Writing about teaching a course in advertising at St. Francis College in Brooklyn Heights back in the 80's got me thinking. I know, that's dangerous, but I do it from time to time.
Specifically, I'm thinking about teaching copywriting, and while I can teach the rules and the tricks and the jargon, I don't think it can be taught. It can be learned, however.
Here's a bit of how I learned. First, I grew up watching my father. He was a master at engaging people in conversation, mostly because he got them talking about themselves. He was genuinely interested in what they had to say, and think, and why they did the things they did.

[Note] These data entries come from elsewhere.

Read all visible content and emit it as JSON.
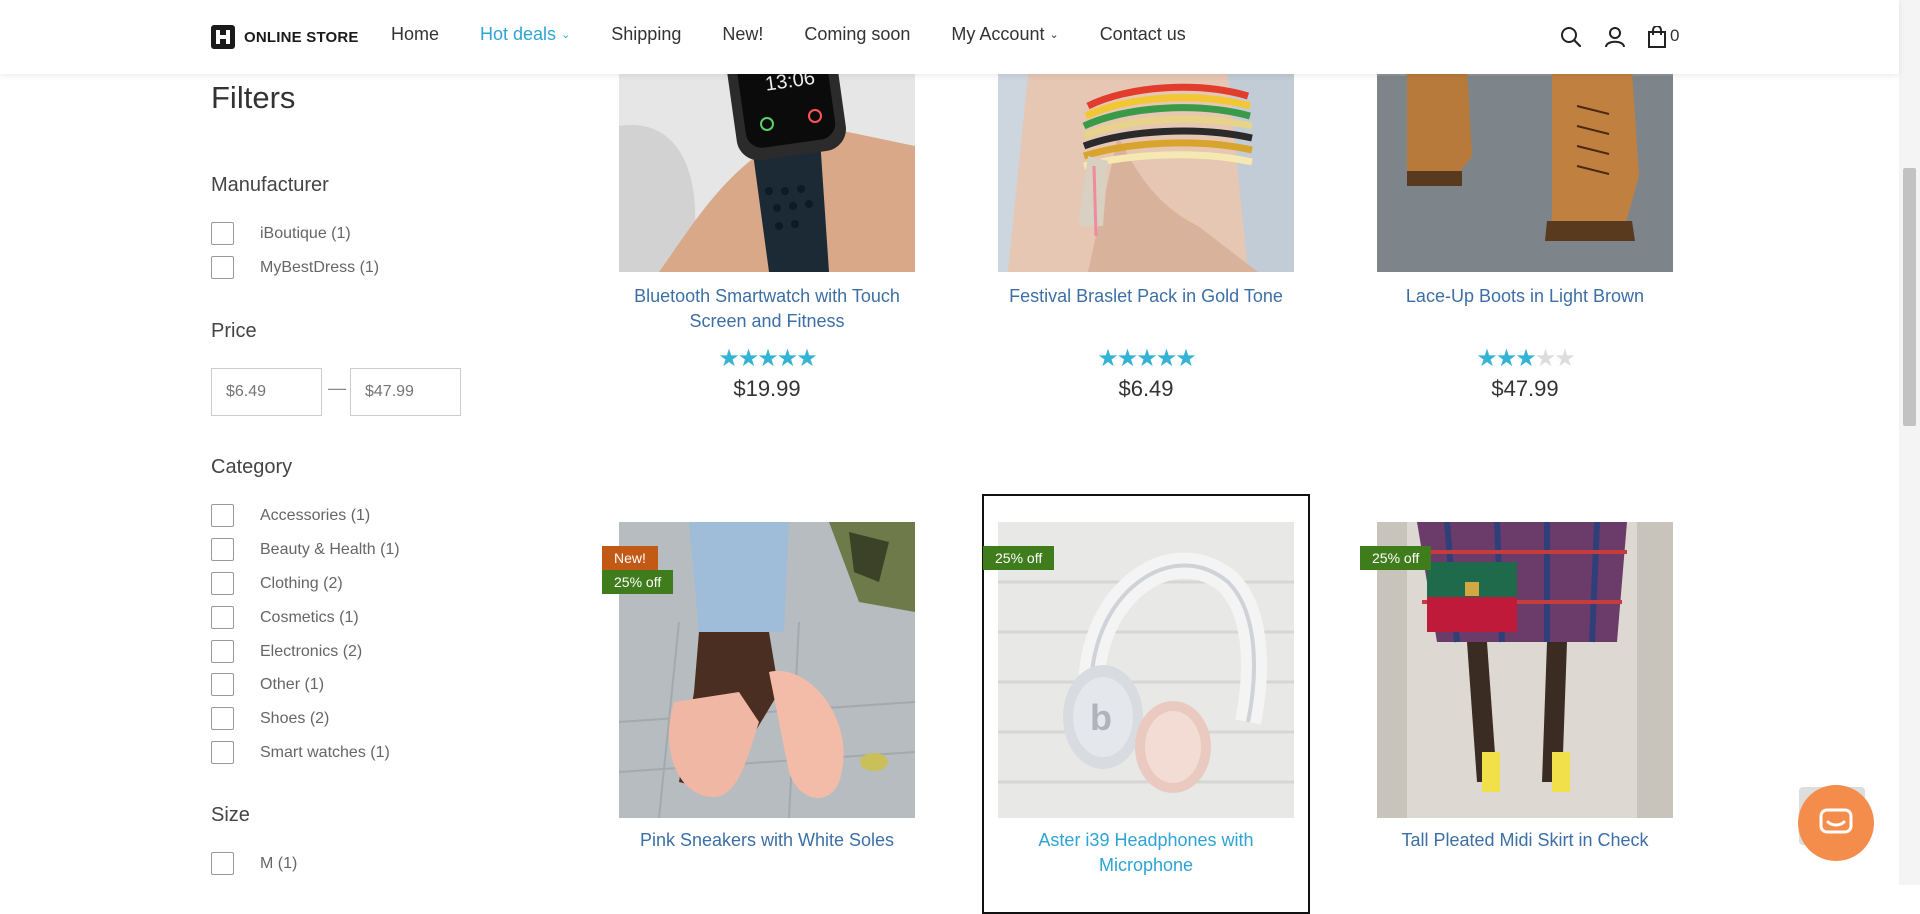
{
  "header": {
    "logo_text": "ONLINE STORE",
    "nav": [
      {
        "label": "Home"
      },
      {
        "label": "Hot deals",
        "dropdown": true,
        "active": true
      },
      {
        "label": "Shipping"
      },
      {
        "label": "New!"
      },
      {
        "label": "Coming soon"
      },
      {
        "label": "My Account",
        "dropdown": true
      },
      {
        "label": "Contact us"
      }
    ],
    "cart_count": "0",
    "accent_color": "#2ea3d5"
  },
  "filters": {
    "title": "Filters",
    "manufacturer": {
      "title": "Manufacturer",
      "options": [
        "iBoutique (1)",
        "MyBestDress (1)"
      ]
    },
    "price": {
      "title": "Price",
      "min_placeholder": "$6.49",
      "max_placeholder": "$47.99",
      "separator": "—"
    },
    "category": {
      "title": "Category",
      "options": [
        "Accessories (1)",
        "Beauty & Health (1)",
        "Clothing (2)",
        "Cosmetics (1)",
        "Electronics (2)",
        "Other (1)",
        "Shoes (2)",
        "Smart watches (1)"
      ]
    },
    "size": {
      "title": "Size",
      "options": [
        "M (1)"
      ]
    }
  },
  "products": [
    {
      "name": "Bluetooth Smartwatch with Touch Screen and Fitness",
      "rating": 5,
      "price": "$19.99",
      "image": "smartwatch-image"
    },
    {
      "name": "Festival Braslet Pack in Gold Tone",
      "rating": 5,
      "price": "$6.49",
      "image": "bracelet-image"
    },
    {
      "name": "Lace-Up Boots in Light Brown",
      "rating": 3,
      "price": "$47.99",
      "image": "boots-image"
    },
    {
      "name": "Pink Sneakers with White Soles",
      "badges": [
        "New!",
        "25% off"
      ],
      "image": "sneakers-image"
    },
    {
      "name": "Aster i39 Headphones with Microphone",
      "badges": [
        "25% off"
      ],
      "image": "headphones-image",
      "focused": true
    },
    {
      "name": "Tall Pleated Midi Skirt in Check",
      "badges": [
        "25% off"
      ],
      "image": "skirt-image"
    }
  ],
  "colors": {
    "star": "#34b3d4",
    "badge_new": "#c25a16",
    "badge_discount": "#3f7d1c",
    "product_link": "#3c6fa6",
    "chat_button": "#f48d4b"
  }
}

That caught my attention, because of something else the grownups around me did. Since they were first and second generation Italian-Americans, they had a basic knowledge of the Italian language, and used it often. But not to communicate with this new third generation crop they were breeding. On the contrary – they used it to not communicate with us.
I knew that what they were saying in Italian was important stuff, because they were either serious when they used it, or they laughed the unique kind of laugh you laugh at adult humor.
So, my father's interest in other people, and the fact that the important stuff was in "code" led me to a strange conclusion for a child – that there were secrets to being a human that they were concealing from me. It left me with a determination to pay attention to everything around me, in order to discover those secrets and become a “real boy,” like Pinocchio in the first movie I remember seeing. (My mother always said that when Disney's Pinocchio became a real boy, he looked like me. More reinforcement for my idea.)
So I tried to retain everything. That made me a generalist, a word a pr writer used to describe me in an article she wrote when I created my first million dollar ad campaign, back in the late 60's.
And that, being a generalist with a wide range of interest and a self-trained ability to hold as many different facts, figures, opinions and trivia as possible, is the first secret of a successful copywriter.
It allows you to write in the “voice” of whatever client you're working for at the time. Every trade has its own jargon, and to use it correctly puts you one up on someone who writes the same way for every client.
Examples: using “stat” instead of “immediately” for a medical-related client; using the symbol for sulphuric acid instead of the term in a headline to engineers.
Having lots of seemingly useless stuff in your head also leads to smashing two seemingly dissimilar thoughts or phrases together to create something new.